Ну что ж, я был прав, что пришел искать тело Звездочета в то самое пространство, где нашлись руки не понравившейся мне куклы и голова Аспасии.
– Я мышка, – шепотом сообщил карапуз с непомерно большой и лысой головой.
– Нет, – вздохнул я, – это я мышка. Белая.
Конечно, риск был, но те пару минут, что я скользил по только что вымытому линолеуму розовыми когтистыми лапками, уборщица употребила не на попытку моего истребления, а на непереносимый визг, который был странным для тучного тела с отекшими ногами – как будто орал нечаянно попавший в закрывающуюся дверь котенок. Визг прекратился, когда ее потрогал сзади неслышно подобравшийся большеголовый лысый ребенок.

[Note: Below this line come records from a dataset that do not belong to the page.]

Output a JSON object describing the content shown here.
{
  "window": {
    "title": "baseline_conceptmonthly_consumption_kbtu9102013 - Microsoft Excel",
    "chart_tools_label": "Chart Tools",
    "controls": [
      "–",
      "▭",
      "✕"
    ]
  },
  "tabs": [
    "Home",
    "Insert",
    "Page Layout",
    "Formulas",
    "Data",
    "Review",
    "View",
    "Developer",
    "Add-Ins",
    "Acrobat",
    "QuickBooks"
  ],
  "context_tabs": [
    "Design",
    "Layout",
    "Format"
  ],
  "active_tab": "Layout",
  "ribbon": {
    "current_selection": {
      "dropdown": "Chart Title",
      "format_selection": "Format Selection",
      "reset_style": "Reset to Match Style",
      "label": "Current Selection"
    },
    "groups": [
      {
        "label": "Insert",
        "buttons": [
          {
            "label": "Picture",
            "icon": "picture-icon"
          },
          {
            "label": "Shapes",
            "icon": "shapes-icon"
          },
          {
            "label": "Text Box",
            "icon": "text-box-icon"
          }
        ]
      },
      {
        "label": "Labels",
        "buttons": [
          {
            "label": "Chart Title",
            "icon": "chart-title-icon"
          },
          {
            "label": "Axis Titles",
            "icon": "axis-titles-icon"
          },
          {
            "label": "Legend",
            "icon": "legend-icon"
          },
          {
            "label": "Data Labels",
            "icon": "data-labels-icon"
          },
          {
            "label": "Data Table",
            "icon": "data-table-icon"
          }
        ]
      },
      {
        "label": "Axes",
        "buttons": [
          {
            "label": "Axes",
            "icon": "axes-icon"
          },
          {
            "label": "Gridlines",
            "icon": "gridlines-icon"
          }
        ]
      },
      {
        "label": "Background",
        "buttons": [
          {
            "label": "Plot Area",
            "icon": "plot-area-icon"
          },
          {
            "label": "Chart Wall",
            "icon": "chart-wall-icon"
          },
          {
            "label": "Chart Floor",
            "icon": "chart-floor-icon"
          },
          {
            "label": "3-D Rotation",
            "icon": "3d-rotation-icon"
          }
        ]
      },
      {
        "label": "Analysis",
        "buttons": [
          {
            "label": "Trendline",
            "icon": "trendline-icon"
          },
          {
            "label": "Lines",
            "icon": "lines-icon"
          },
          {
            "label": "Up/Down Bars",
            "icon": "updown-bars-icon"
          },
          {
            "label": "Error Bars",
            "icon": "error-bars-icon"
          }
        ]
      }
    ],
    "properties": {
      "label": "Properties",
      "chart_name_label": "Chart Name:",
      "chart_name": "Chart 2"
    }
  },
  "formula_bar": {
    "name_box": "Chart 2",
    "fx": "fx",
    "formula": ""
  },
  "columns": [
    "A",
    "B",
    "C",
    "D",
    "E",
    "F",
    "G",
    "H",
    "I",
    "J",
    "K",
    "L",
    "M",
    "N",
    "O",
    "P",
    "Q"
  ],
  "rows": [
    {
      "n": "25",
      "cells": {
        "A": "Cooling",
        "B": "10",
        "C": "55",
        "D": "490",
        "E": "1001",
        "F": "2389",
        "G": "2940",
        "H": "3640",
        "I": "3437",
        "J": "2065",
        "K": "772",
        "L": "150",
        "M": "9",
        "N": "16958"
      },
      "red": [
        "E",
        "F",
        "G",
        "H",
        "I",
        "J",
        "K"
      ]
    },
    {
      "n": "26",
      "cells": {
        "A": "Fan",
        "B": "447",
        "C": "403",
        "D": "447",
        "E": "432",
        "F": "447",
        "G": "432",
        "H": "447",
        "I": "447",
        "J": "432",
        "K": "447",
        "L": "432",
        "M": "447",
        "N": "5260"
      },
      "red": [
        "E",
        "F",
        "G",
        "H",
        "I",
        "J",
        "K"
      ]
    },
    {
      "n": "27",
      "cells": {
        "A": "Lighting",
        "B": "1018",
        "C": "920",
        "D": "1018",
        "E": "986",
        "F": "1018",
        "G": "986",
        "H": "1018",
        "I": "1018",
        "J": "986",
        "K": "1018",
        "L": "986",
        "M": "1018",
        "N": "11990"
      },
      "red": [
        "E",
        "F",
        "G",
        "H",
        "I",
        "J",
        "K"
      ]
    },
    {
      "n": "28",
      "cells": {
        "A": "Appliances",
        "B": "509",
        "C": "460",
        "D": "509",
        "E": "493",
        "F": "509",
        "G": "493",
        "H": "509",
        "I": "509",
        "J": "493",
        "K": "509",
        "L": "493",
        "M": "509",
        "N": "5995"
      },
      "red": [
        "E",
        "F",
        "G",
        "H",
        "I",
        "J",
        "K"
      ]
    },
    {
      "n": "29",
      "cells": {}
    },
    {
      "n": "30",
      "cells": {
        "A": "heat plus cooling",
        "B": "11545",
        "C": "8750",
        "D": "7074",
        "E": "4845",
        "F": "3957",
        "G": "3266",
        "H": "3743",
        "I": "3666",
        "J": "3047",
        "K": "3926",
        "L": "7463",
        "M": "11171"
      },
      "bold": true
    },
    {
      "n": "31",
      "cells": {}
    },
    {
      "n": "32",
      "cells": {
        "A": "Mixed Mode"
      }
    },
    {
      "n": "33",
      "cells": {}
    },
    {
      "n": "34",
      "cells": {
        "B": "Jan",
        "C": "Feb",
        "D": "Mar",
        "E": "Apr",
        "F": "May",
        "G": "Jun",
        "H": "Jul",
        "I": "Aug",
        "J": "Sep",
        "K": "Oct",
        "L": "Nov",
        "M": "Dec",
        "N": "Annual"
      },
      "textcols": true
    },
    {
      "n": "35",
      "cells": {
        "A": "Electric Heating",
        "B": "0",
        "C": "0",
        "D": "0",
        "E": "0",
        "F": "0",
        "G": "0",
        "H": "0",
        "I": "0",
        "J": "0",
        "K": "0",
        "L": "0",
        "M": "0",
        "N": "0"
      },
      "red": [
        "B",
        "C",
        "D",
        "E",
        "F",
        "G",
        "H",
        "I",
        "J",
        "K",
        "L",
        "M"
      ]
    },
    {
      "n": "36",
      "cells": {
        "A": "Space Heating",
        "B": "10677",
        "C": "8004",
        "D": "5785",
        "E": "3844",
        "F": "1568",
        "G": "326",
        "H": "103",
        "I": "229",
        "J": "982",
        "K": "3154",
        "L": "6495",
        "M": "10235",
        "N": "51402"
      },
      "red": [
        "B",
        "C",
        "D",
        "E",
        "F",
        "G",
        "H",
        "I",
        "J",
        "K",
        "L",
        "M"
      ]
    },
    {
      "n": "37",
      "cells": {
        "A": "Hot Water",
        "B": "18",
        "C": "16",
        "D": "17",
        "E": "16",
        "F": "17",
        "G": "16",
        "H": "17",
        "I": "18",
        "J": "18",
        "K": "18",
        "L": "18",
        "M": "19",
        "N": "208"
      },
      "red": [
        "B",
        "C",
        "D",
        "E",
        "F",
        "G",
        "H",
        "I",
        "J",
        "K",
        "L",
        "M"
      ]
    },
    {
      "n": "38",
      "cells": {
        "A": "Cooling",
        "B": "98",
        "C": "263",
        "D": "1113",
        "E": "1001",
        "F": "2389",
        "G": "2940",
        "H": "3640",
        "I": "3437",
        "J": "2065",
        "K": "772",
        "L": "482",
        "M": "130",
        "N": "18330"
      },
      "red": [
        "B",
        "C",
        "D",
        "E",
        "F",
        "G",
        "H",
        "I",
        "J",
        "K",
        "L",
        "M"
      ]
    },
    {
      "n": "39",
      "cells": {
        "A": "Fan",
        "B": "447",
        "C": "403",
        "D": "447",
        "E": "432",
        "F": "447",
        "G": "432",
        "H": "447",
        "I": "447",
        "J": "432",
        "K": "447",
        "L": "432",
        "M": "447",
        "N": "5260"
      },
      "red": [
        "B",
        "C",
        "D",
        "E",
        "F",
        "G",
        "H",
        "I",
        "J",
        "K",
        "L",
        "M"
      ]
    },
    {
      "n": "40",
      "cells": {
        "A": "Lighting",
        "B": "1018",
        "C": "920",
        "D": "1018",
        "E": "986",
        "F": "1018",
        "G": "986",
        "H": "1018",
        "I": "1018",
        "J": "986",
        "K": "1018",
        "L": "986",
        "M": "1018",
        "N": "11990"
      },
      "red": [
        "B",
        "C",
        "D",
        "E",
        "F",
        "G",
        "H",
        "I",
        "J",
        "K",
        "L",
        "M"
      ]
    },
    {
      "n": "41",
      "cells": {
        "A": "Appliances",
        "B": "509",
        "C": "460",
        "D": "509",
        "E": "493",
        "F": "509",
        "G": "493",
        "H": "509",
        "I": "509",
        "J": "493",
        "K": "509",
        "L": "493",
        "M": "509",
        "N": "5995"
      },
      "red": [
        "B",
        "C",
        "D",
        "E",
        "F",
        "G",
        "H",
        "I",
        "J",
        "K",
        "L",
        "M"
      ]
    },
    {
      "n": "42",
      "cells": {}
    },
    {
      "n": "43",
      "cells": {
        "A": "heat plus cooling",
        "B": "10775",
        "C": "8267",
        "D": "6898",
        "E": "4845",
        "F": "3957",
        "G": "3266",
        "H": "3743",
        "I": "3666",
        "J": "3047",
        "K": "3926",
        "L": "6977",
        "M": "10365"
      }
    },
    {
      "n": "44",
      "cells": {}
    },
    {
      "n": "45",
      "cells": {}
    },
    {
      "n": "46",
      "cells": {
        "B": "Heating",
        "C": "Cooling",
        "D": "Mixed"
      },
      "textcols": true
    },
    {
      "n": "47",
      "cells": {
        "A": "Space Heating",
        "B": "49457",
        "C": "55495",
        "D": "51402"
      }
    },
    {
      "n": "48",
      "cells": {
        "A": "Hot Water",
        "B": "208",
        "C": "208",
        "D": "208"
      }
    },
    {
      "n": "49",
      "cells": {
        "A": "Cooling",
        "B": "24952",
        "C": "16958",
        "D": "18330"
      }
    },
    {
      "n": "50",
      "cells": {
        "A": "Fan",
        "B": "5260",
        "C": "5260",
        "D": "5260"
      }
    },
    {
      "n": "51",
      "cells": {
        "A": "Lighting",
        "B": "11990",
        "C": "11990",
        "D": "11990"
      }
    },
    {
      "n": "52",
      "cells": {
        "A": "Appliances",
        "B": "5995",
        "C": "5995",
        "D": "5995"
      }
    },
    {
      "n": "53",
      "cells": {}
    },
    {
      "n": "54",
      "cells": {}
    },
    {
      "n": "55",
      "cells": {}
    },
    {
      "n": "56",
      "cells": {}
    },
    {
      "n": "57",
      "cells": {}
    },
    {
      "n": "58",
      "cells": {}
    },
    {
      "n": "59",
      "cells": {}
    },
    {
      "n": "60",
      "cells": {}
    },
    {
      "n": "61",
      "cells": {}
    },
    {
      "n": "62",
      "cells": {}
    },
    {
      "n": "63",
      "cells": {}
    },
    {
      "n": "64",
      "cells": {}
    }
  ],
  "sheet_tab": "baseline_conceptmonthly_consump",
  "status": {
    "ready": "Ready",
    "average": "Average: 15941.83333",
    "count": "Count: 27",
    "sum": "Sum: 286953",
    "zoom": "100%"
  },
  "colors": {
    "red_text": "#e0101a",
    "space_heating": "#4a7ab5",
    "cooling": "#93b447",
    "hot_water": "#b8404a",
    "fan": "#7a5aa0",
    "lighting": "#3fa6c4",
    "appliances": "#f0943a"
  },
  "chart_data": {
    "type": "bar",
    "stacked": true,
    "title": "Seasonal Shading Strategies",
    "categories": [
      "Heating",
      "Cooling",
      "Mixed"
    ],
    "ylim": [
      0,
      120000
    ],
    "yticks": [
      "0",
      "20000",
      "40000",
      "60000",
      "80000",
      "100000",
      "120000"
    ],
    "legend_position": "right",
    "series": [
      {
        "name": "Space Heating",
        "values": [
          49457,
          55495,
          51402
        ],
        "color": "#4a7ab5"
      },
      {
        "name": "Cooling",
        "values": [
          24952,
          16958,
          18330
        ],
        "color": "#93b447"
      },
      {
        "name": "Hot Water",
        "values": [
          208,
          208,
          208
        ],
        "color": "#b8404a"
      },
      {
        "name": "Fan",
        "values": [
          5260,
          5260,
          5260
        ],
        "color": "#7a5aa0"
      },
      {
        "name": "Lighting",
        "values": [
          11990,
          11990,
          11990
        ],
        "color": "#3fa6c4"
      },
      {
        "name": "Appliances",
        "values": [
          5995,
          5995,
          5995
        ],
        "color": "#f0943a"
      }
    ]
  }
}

Он спросил с надеждой:
– Я тоже мышка?
Внизу в отделении для взрослых были отдельные комнаты для буйных с обшитыми стенами и полом, палаты, где люди лежали привязанные крепко за руки и ноги и большая игровая комната, в которой проводили время самые спокойные и благонадежные. Я осмотрелся, надеясь в этом скопище заблудившихся во времени и пространстве людей обнаружить что-нибудь интересное, и сразу же узнал художника.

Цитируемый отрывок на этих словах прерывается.